Created attachment 168682 [details] Mac OS Noto and Liberation Noto seems fine too. Liberation Sans gives a good result for i-common, but not for a-common. OK for the statement that some fonts are badly designed. BUT, once upon a time, it worked better. It seems unlikely that the fonts got worse during an update of Qt or of LO. It is more probable that the font renderer became less efficient in rendering badly designed fonts (maybe sticking better to some official preconisations). Is it an improvement ?
(In reply to PhVerkerk from comment #8) > Created attachment 168682 [details] > Mac OS Noto and Liberation > > Noto seems fine too. > Liberation Sans gives a good result for i-common, but not for a-common. > > OK for the statement that some fonts are badly designed. BUT, once upon a > time, it worked better. It seems unlikely that the fonts got worse during an > update of Qt or of LO. It is more probable that the font renderer became > less efficient in rendering badly designed fonts (maybe sticking better to > some official preconisations). Is it an improvement ? That likely happened at the LibreOffice 5.3 release (experimental at 5.2) when project implemented Harfbuzz and replaced most/all macOS CoreText for consistent font shaping and layout cross platform.

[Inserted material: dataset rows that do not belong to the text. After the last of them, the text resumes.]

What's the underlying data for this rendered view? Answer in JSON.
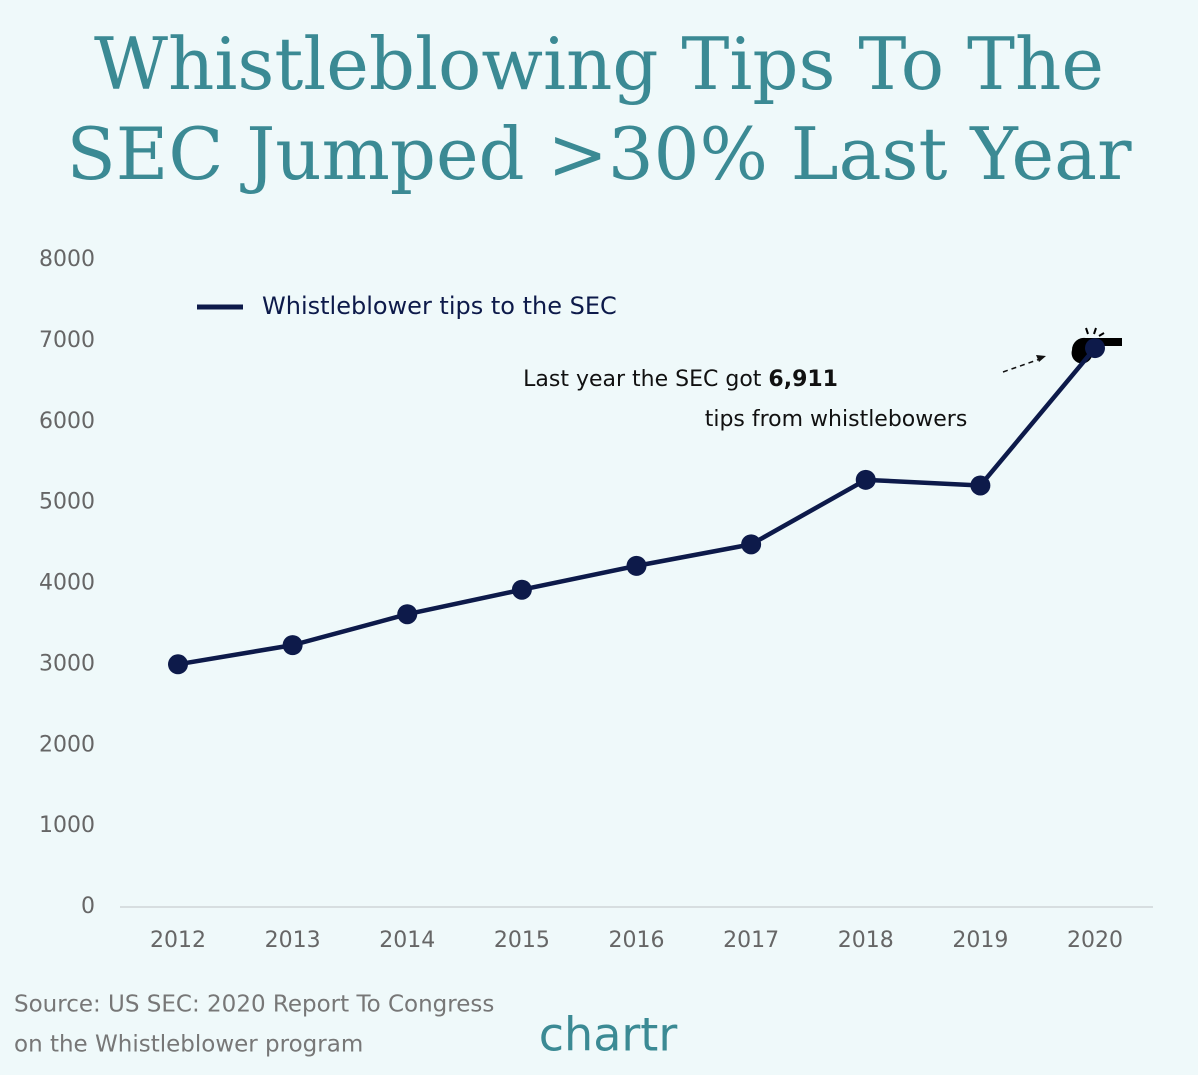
{
  "chart_data": {
    "type": "line",
    "title": [
      "Whistleblowing Tips To The",
      "SEC Jumped >30% Last Year"
    ],
    "categories": [
      "2012",
      "2013",
      "2014",
      "2015",
      "2016",
      "2017",
      "2018",
      "2019",
      "2020"
    ],
    "series": [
      {
        "name": "Whistleblower tips to the SEC",
        "color": "#0d1a4a",
        "values": [
          3001,
          3238,
          3620,
          3923,
          4218,
          4484,
          5282,
          5212,
          6911
        ]
      }
    ],
    "ylim": [
      0,
      8000
    ],
    "yticks": [
      0,
      1000,
      2000,
      3000,
      4000,
      5000,
      6000,
      7000,
      8000
    ],
    "grid": false,
    "legend": "top-left",
    "annotation": {
      "text_before": "Last year the SEC got",
      "highlight": "6,911",
      "text_after": "tips from whistlebowers"
    },
    "source": [
      "Source: US SEC: 2020 Report To Congress",
      "on the Whistleblower program"
    ],
    "brand": "chartr"
  }
}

I suspect these all are font bugs. Please make sure to specify the exact same font when testing with other applications, and please also note that macOS system applications (eg. TextEdit) might try to position the diacritics themselves if the font does not provide positioning information. LibreOffice might do this as well, but under more strict conditions. It is advisable to chose fonts that properly support the characters you need.